4. Komplikasi ke SSP
a. Meningitis
Komplikasi otitis media ke susunan saraf pusat yang paling sering ialah
meningitis, keadaan ini dapat terjadi olej otitid ,rfis akut ataupun kronis, serta dapat
terlokalisasi atau umum (general). Walau secara klinis kedua bentuk ini mirip, pada
pemeriksaan liquor serebrospinal terdapat bakteri pada bentuk yang umum (general),
sedangkan pada bentuk yang terlokalisasi tidak ditemukan bakteri.
Gambaran klinik berupa kaku kuduk, kenaikan suhu tubuh, mual muntah yang
kadang-kadang muntahnya muncrat (proyektif), serta nyeri kepala hebat. Pada kasus
berat biasanya kesadaran menurun (delirium sampai koma). Pada pemeriksaan klinik
terdapat kaku kuduk waktu difleksikan dan terdapat tanda kernig positif. Biasanya
kadar gula menurun dan kadar protein meninggi di LCS.

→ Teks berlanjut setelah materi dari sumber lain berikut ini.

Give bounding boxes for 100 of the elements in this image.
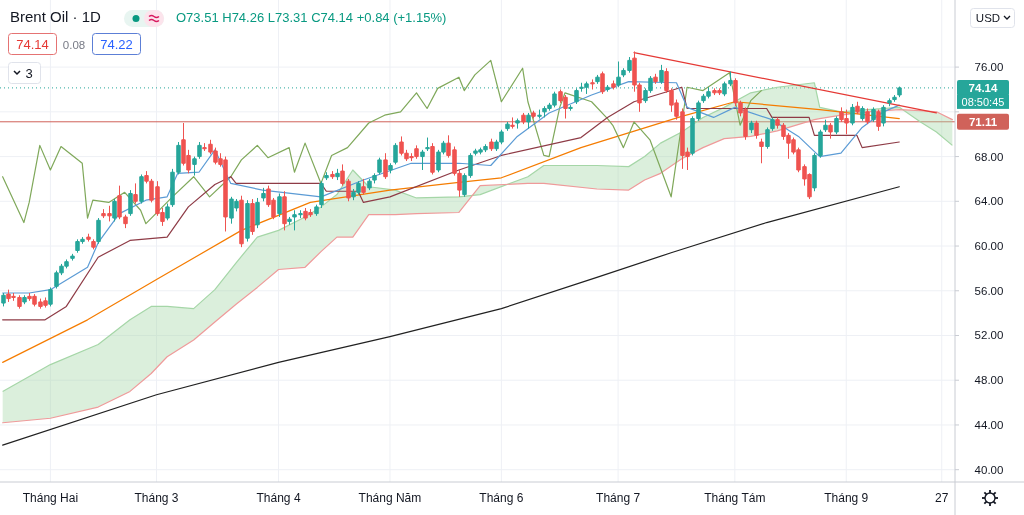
candlestick <box>871 106 876 123</box>
candlestick <box>277 192 282 218</box>
candlestick <box>1 292 6 307</box>
candlestick <box>250 198 255 236</box>
candlestick <box>48 286 53 307</box>
candlestick <box>324 171 329 181</box>
candlestick <box>834 115 839 135</box>
line-series <box>2 59 762 225</box>
ref-line-label: 74.14 <box>968 82 998 95</box>
candlestick <box>383 152 388 180</box>
candlestick <box>605 84 610 93</box>
candlestick <box>590 78 595 90</box>
candlestick <box>197 141 202 160</box>
annotation: 74.14 <box>16 36 49 52</box>
line-series <box>2 186 900 446</box>
y-tick-label: 44.00 <box>974 418 1004 431</box>
annotation: O73.51 H74.26 L73.31 C74.14 +0.84 (+1.15%) <box>176 10 447 25</box>
x-tick-label: Tháng 4 <box>256 491 301 505</box>
y-tick-label: 60.00 <box>974 240 1004 253</box>
candlestick <box>537 109 542 120</box>
candlestick <box>282 190 287 231</box>
line-series <box>2 101 900 363</box>
candlestick <box>372 172 377 184</box>
x-tick-label: Tháng 7 <box>596 491 641 505</box>
candlestick <box>505 121 510 132</box>
candlestick <box>526 112 531 130</box>
candlestick <box>287 216 292 226</box>
candlestick <box>70 253 75 262</box>
candlestick <box>335 168 340 181</box>
candlestick <box>255 197 260 229</box>
candlestick <box>850 103 855 126</box>
candlestick <box>425 137 430 152</box>
candlestick <box>314 204 319 217</box>
candlestick <box>367 178 372 191</box>
x-tick-label: Tháng Hai <box>22 491 79 505</box>
candlestick <box>860 105 865 122</box>
candlestick <box>377 157 382 175</box>
candlestick <box>865 107 870 125</box>
x-tick-label: 27 <box>935 491 949 505</box>
candlestick <box>887 97 892 107</box>
candlestick <box>319 180 324 209</box>
candlestick <box>653 73 658 85</box>
ref-line-label: 71.11 <box>968 116 998 129</box>
candlestick <box>531 110 536 120</box>
candlestick <box>855 101 860 115</box>
candlestick <box>489 138 494 152</box>
candlestick <box>91 238 96 250</box>
candlestick <box>133 182 138 205</box>
y-tick-label: 76.00 <box>974 61 1004 74</box>
y-tick-label: 68.00 <box>974 150 1004 163</box>
candlestick <box>86 233 91 243</box>
x-tick-label: Tháng 9 <box>824 491 869 505</box>
candlestick <box>361 178 366 196</box>
candlestick <box>659 64 664 85</box>
candlestick <box>759 138 764 164</box>
candlestick <box>611 80 616 90</box>
annotation: 0.08 <box>62 38 86 51</box>
x-tick-label: Tháng 3 <box>134 491 179 505</box>
candlestick <box>239 195 244 248</box>
y-tick-label: 52.00 <box>974 329 1004 342</box>
candlestick <box>192 156 197 177</box>
candlestick <box>112 198 117 222</box>
candlestick <box>765 126 770 150</box>
candlestick <box>876 109 881 132</box>
candlestick <box>568 104 573 112</box>
candlestick <box>245 199 250 243</box>
candlestick <box>595 74 600 85</box>
candlestick <box>892 94 897 103</box>
candlestick <box>770 116 775 132</box>
candlestick <box>261 187 266 202</box>
candlestick <box>165 203 170 221</box>
candlestick <box>754 120 759 140</box>
candlestick <box>823 119 828 133</box>
y-tick-label: 40.00 <box>974 463 1004 476</box>
annotation: 3 <box>25 66 33 81</box>
candlestick <box>510 116 515 130</box>
candlestick <box>420 149 425 171</box>
candlestick <box>521 112 526 125</box>
text: USD <box>975 12 1001 24</box>
y-tick-label: 48.00 <box>974 374 1004 387</box>
candlestick <box>430 142 435 175</box>
candlestick <box>749 120 754 134</box>
candlestick <box>393 142 398 165</box>
text: 08:50:45 <box>961 95 1005 108</box>
x-tick-label: Tháng Năm <box>358 491 422 505</box>
candlestick <box>128 189 133 217</box>
y-tick-label: 56.00 <box>974 284 1004 297</box>
candlestick <box>388 162 393 174</box>
candlestick <box>22 294 27 305</box>
y-tick-label: 64.00 <box>974 195 1004 208</box>
candlestick <box>139 173 144 205</box>
candlestick <box>330 170 335 180</box>
text: Brent Oil · 1D <box>10 8 102 25</box>
candlestick <box>515 118 520 130</box>
x-tick-label: Tháng Tám <box>704 491 766 505</box>
x-tick-label: Tháng 6 <box>479 491 524 505</box>
candlestick <box>600 71 605 95</box>
annotation: 74.22 <box>100 36 133 52</box>
candlestick <box>96 217 101 245</box>
candlestick <box>828 122 833 140</box>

Pengobatan Meningitis otogenik ini ialah dengan mengobati meningitisnya dulu
dengan antibiotik yang sesuai, kemudian infeksi di telinganya ditanggulangi dengan
operasi mastoidektomi.
b. Abses Otak
Abses otak sebagai komplikasi otitis media dan mastoiditis dapat ditemukan di
serebelum, fossa kranial posterior/lobus temporal, atau fossa kranial media. Keadaan
ini sering berhubungan dengan tromboflebitis sinus lateralis, petrositis atau
meningitis. Abses otak ini biasanya merupakan perluasan langsung dari infeksi telinga
dan mastoid atau tromboflebitis. Umumnya didahului abses ekstradural.
Gejala abses serebelum biasanya lebih jelas daripada abses lobus temporal. Abses
serebellum dapat ditandai dengan ataksia, disdiadokokinetis, tremor intensif dan tidak
tepat menunjuk suatu objek.
c. Hidrosefalus Otitis
Hidrosefalus otitis ditandai dengan peninggian tekanan likour serebrospinal yang
hebat tanpa adanya kelainan kimiawi dari likour itu. Pada pemeriksaan terdapat
terdapat edema papil. Keadaan ini dapat menyertai otitis media akut atau kronis.
Gejala berupa nyeri kepala yang menetap, diplopia, pandangan yang kabur, mual dan
muntah. Keadaan ini diperkirakan disebabkan oleh tertekannya sinus lateralis yang
mengakibatkan kegagalan absorpsi likour serebrispinal oleh lapisan araknoid.